Narrative, plots, and language formerly used to describe the colonies, McLaughlin argues, became ways of reading and writing about life in London, "that great cesspool into which all loungers and idlers of the Empire are irresistibly drained," as Arthur Conan Doyle's Dr. Watson describes it in A Study in Scarlet (1887), the initial Sherlock Holmes tale. Canonical and popular literature by Doyle, Margaret Harkness, Joseph Conrad, and T. S. Eliot, and the literature of social reform and urban ethnography by General William Booth of the Salvation Army and Jack London all display this inversion of colonial rhetoric. By deploying the metaphor of "the urban jungle," these writers reconfigure the urban poor as "a new race of city savages" and read urban culture as a "Darkest England," an Africa-like place rife with danger and novel possibilities.

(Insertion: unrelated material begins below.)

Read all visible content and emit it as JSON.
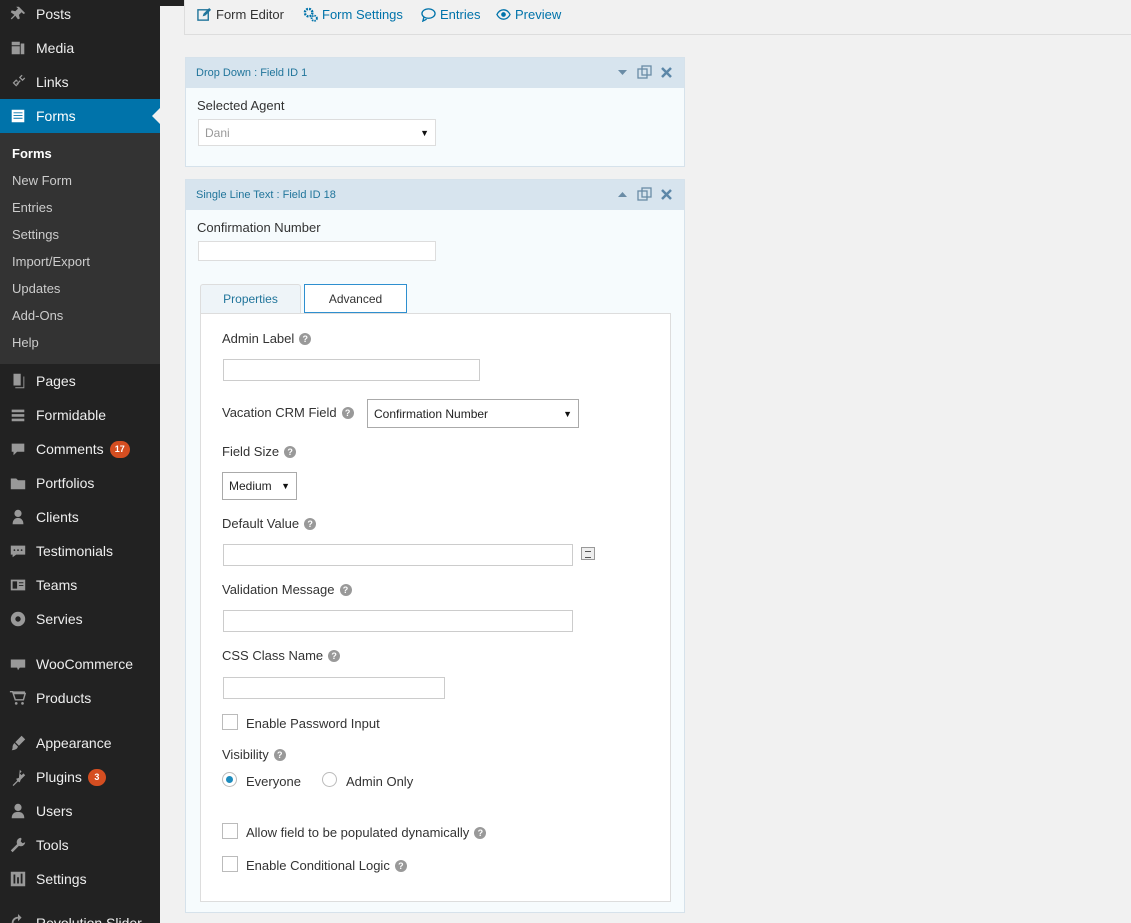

Drawing from and extending the field of criticism pioneered by Edward Said, Writing the Urban Jungle presents a powerful new paradigm for reading late-Victorian, modernist, and postcolonial literary and historical texts. It also provides a fresh tool for urban anthropologists working in our own fin-de-siècle.


A highly original study of the connections between the rhetoric of colonialism and of metropolitan culture in turn-of-the-century Britain. The argument that the image of the urban jungle becomes part of a discourse, rooted in colonial experience but transferred to the metropolis, has impressive explanatory power. The writing is lucid, jargon-free, lively and occasionally playful—a pleasure to read.

Alex Zwerdling, University of California at Berkeley

About the Author(s): 

Joseph McLaughlin is Assistant Professor of English at Ohio University.